Nutrition & Benefits
Turkey Tetrazzini is rich in protein from turkey and dairy, while pasta and veggies provide energy and fiber. Mushrooms add antioxidants, and peas bring vitamins and color. While creamy and indulgent, portioning with a side salad makes it part of a balanced meal.
Recipe FAQ
1. Can I use rotisserie chicken instead of turkey?
Yes, it’s a great substitute if you don’t have turkey.
2. Can I skip the wine?
Yes, just add extra broth or a splash of lemon juice.
3. Can I make this dish gluten-free?
Yes, use gluten-free pasta and flour alternatives like cornstarch.
4. How do I prevent the pasta from drying out?
Don’t overbake—cover with foil if needed for the last 10 minutes.
5. Can I add more vegetables?
Absolutely—broccoli, spinach, or zucchini work great.

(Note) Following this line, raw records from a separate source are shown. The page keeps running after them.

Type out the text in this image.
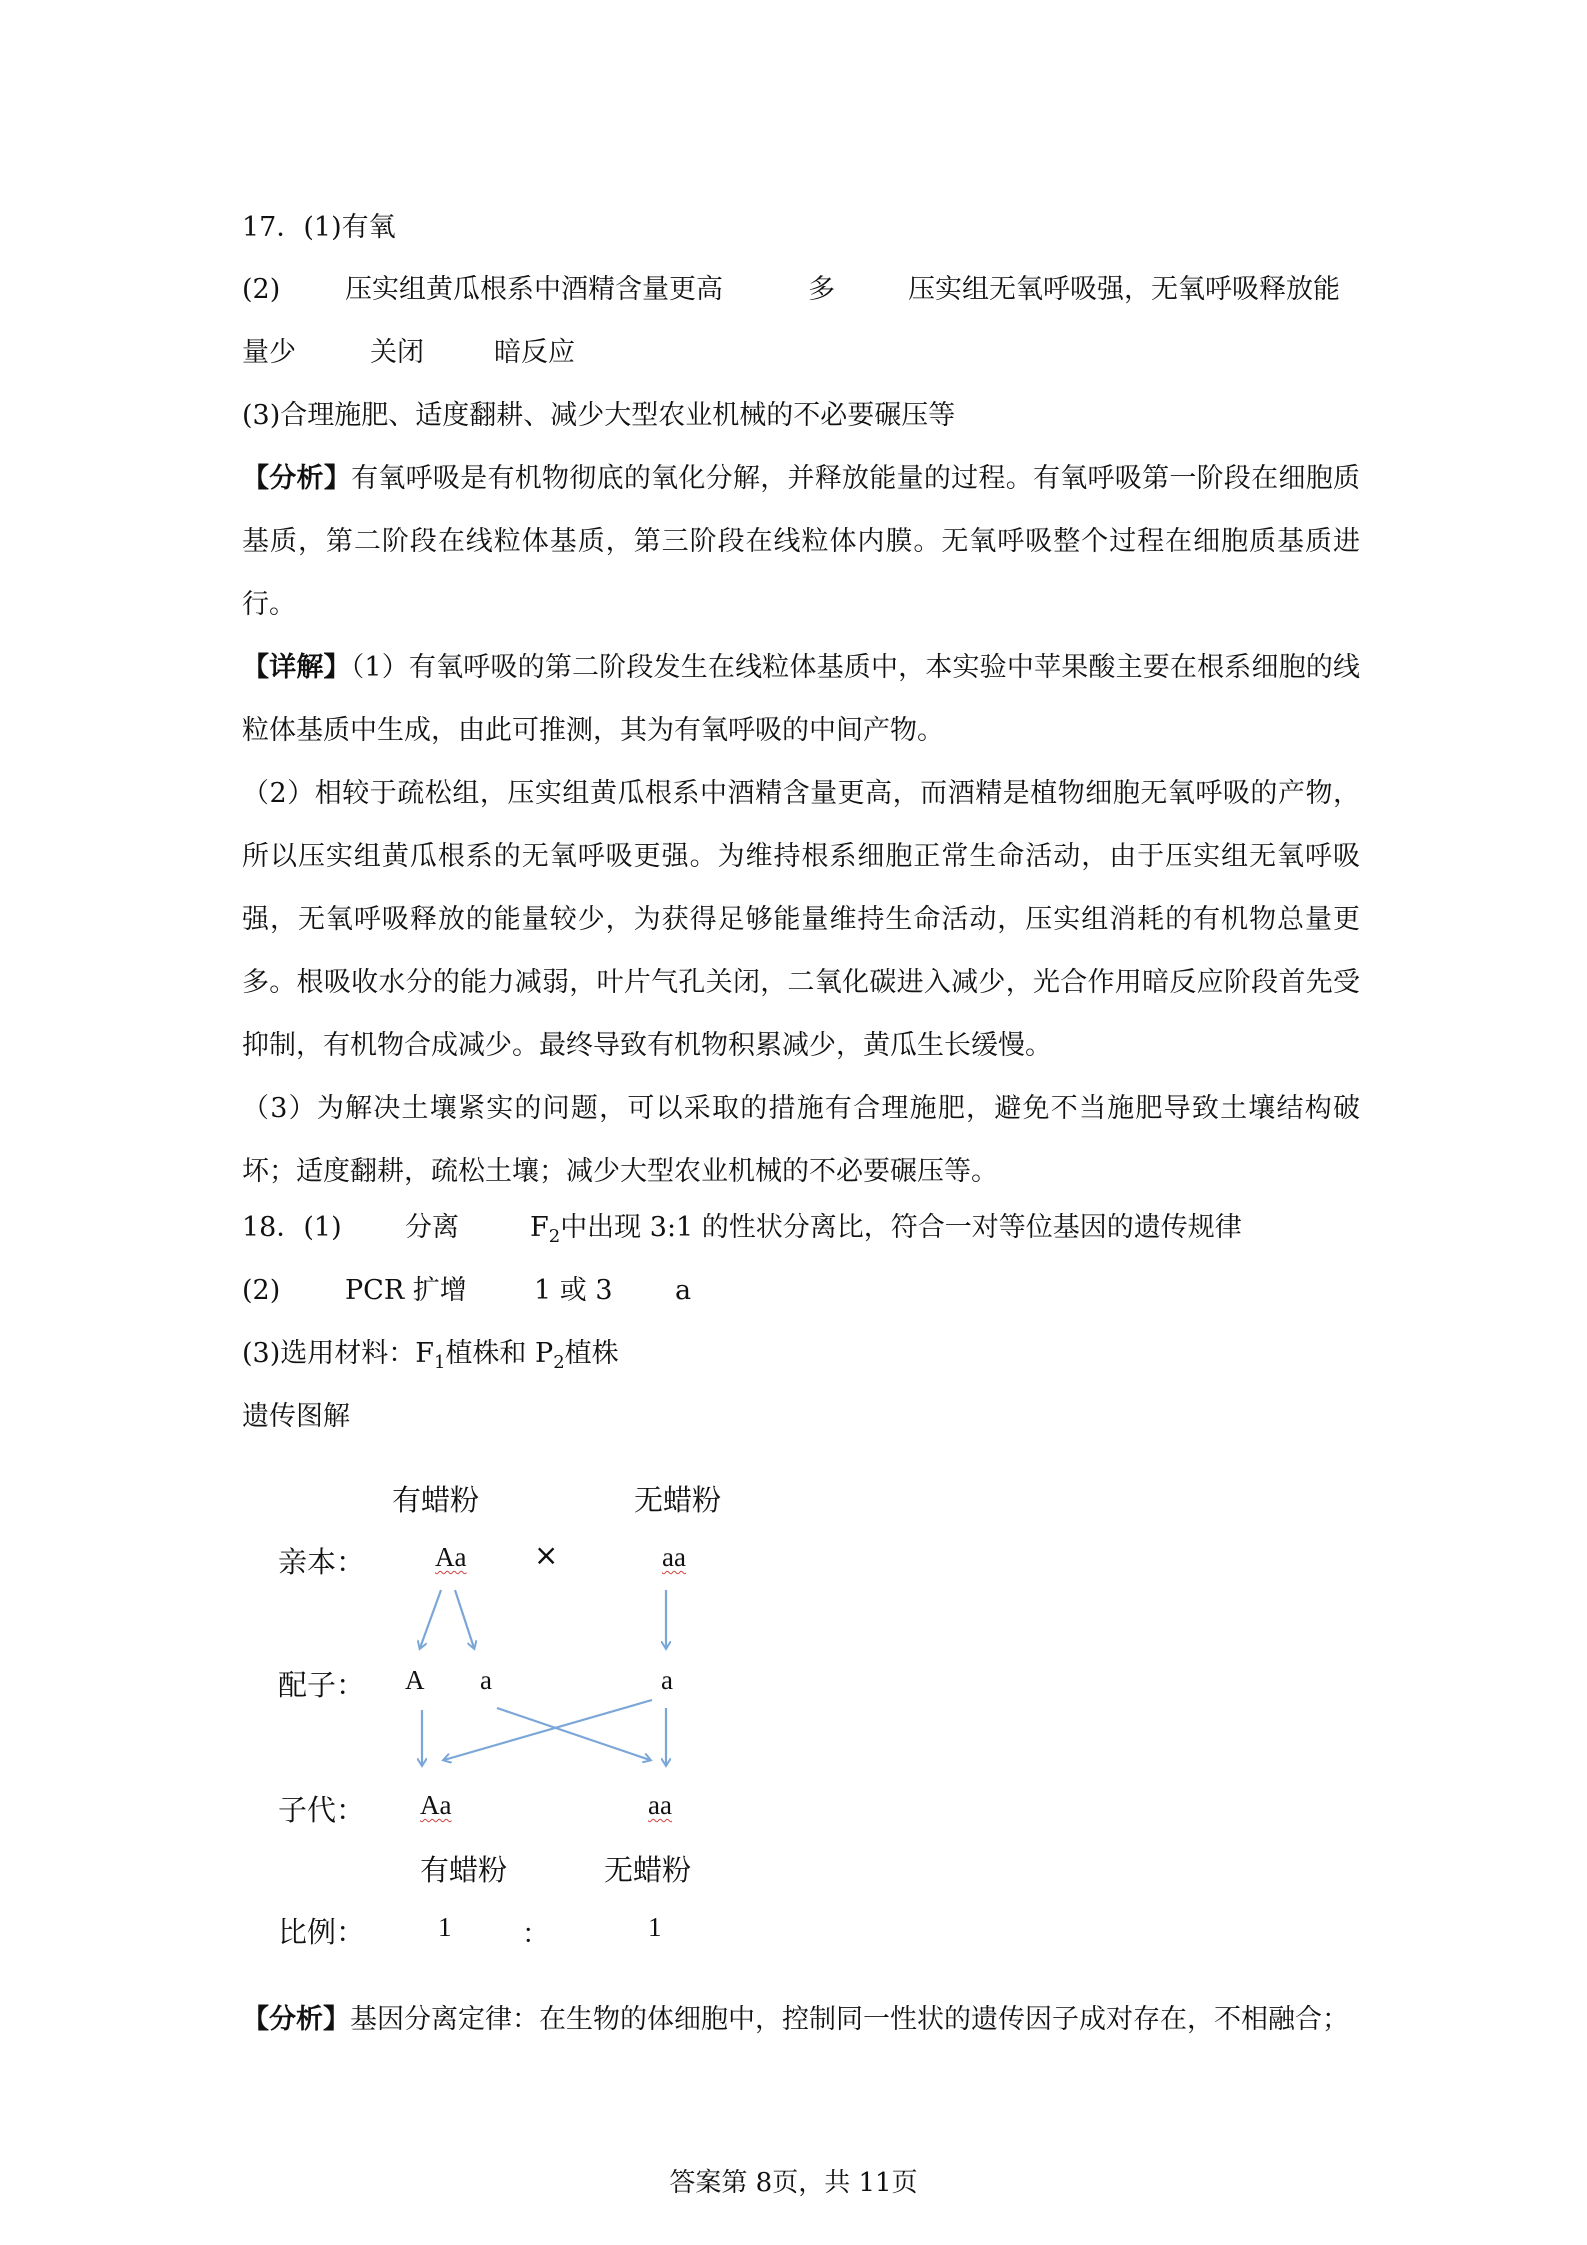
17．(1)有氧
(2) 压实组黄瓜根系中酒精含量更高	多	压实组无氧呼吸强，无氧呼吸释放能
量少	关闭	暗反应
(3)合理施肥、适度翻耕、减少大型农业机械的不必要碾压等
【分析】有氧呼吸是有机物彻底的氧化分解，并释放能量的过程。有氧呼吸第一阶段在细胞质基质，第二阶段在线粒体基质，第三阶段在线粒体内膜。无氧呼吸整个过程在细胞质基质进行。
【详解】（1）有氧呼吸的第二阶段发生在线粒体基质中，本实验中苹果酸主要在根系细胞的线粒体基质中生成，由此可推测，其为有氧呼吸的中间产物。
（2）相较于疏松组，压实组黄瓜根系中酒精含量更高，而酒精是植物细胞无氧呼吸的产物，所以压实组黄瓜根系的无氧呼吸更强。为维持根系细胞正常生命活动，由于压实组无氧呼吸强，无氧呼吸释放的能量较少，为获得足够能量维持生命活动，压实组消耗的有机物总量更多。根吸收水分的能力减弱，叶片气孔关闭，二氧化碳进入减少，光合作用暗反应阶段首先受抑制，有机物合成减少。最终导致有机物积累减少，黄瓜生长缓慢。
（3）为解决土壤紧实的问题，可以采取的措施有合理施肥，避免不当施肥导致土壤结构破坏；适度翻耕，疏松土壤；减少大型农业机械的不必要碾压等。
18．(1) 分离	$F_2$中出现 3:1 的性状分离比，符合一对等位基因的遗传规律
(2) PCR 扩增 1 或 3 a
(3)选用材料：$F_1$植株和 $P_2$植株
遗传图解
有蜡粉	无蜡粉
亲本：	Aa ×	aa
配子： A a	a
子代： Aa	aa
有蜡粉	无蜡粉
比例：	1	：	1
【分析】基因分离定律：在生物的体细胞中，控制同一性状的遗传因子成对存在，不相融合；
答案第 8页，共 11页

6. Can I freeze individual portions?
Yes, freeze in airtight containers for easy reheating.
7. How do I reheat without drying out?
Cover with foil and reheat in the oven, or add a splash of broth when microwaving.
Creamy, Cozy, and Perfect for Leftovers
This Turkey Tetrazzini is everything you want in a casserole—creamy, cheesy, and comforting, with plenty of ways to adapt it to your taste. Whether you’re making it after Thanksgiving or just craving a hearty pasta bake, it’s a dish that brings warmth and satisfaction to the table.